As CPO is a feedstock for biodiesel, its prices have been tracking the price of crude oil, against which it competes.
Oil was trading at US$115.42 (RM390.12) a barrel on the New York Mercantile Exchange at 5.40pm yesterday, while the benchmark CPO contract for October delivery was trading at RM2,590 a tonne, down RM136, on Bursa Malaysia Derivatives.
Mistry also said his forecast of CPO prices reaching RM4,500 a tonne by February next year has been scrapped as the commodity continues to dip after soaring to more than RM4,400 a tonne.
"I must confess that my medium forecast was overly optimistic, I got the market wrong," said the director of Godrej International Ltd.
Although high output has depressed palm oil prices in the last few months, Mistry said it was the sell-off in Chinese vegetable oil markets due to better rapeseed and soybean crops that sparked the downward spiral in palm oil prices.
China's rapeseed crop in 2008 rose about three million tonnes to an estimated 11 million tonnes, data has shown.

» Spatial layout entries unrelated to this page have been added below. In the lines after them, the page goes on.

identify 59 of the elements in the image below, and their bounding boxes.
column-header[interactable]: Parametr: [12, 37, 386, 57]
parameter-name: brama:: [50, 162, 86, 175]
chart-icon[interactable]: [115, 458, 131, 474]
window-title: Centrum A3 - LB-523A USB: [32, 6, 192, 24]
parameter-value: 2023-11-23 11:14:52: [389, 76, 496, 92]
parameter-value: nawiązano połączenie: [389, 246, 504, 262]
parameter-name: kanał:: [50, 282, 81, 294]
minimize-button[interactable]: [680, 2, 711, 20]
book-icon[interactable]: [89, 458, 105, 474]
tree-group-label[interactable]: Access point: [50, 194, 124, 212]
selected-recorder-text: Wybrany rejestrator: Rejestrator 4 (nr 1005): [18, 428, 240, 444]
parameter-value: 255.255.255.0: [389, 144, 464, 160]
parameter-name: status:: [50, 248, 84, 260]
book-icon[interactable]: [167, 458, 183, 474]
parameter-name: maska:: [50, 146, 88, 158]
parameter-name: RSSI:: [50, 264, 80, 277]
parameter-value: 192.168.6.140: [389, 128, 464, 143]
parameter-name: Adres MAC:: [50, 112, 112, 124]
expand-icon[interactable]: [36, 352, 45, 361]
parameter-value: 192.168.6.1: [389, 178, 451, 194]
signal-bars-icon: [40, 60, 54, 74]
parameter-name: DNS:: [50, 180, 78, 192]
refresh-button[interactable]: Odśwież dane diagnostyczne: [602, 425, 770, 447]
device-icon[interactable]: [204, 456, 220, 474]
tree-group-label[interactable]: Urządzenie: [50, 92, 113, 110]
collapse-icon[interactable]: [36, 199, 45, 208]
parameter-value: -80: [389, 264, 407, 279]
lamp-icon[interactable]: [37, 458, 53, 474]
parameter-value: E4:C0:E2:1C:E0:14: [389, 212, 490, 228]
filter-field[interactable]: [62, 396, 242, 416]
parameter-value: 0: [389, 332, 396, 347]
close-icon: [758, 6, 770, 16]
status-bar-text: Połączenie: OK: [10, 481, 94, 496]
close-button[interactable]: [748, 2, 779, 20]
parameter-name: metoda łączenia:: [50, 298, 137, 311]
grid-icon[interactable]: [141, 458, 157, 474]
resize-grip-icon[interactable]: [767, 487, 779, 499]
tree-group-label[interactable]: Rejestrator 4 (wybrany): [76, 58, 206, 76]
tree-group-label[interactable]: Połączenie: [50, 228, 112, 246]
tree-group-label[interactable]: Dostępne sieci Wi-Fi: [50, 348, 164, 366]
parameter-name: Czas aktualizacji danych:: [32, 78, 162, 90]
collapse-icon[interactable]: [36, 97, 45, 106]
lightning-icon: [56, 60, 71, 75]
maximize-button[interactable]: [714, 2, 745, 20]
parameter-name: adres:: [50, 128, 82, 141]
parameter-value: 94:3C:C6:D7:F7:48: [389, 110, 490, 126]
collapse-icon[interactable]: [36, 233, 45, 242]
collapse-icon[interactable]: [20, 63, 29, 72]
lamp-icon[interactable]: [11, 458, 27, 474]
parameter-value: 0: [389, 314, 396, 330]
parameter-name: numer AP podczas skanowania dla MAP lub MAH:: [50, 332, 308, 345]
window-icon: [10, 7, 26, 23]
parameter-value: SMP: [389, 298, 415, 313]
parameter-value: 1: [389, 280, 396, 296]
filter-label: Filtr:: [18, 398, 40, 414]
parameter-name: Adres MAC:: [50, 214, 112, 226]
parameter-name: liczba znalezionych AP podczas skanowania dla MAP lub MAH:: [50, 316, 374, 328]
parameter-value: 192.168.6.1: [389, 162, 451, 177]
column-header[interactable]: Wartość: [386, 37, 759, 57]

"This explains why the domestic market in China is oversupplied and suffering from indigestion. The soybean crop in China is also better than expected and with good weather, should be in an excess of 18 million tonnes," said Mistry, who handles vegetable oil buying and trading for Godrej.
However, he said the bull run in palm oil was not over. He forecasts that CPO prices could trade beyond record levels over the next five years, fuelled by growing populations and biodiesel mandates.
Mistry also said that the high production cycle of CPO could extend to October and November due to ideal weather conditions.
"There could be a late peak in palm oil production this year. Should that happen, my estimate of Malaysia’s palm oil production could exceed 17.4 million tonnes for 2008 as the high prices of CPO have enabled planters to use more fertilisers on their palms," he said, adding that Indonesia's output would rise beyond 19 million tonnes.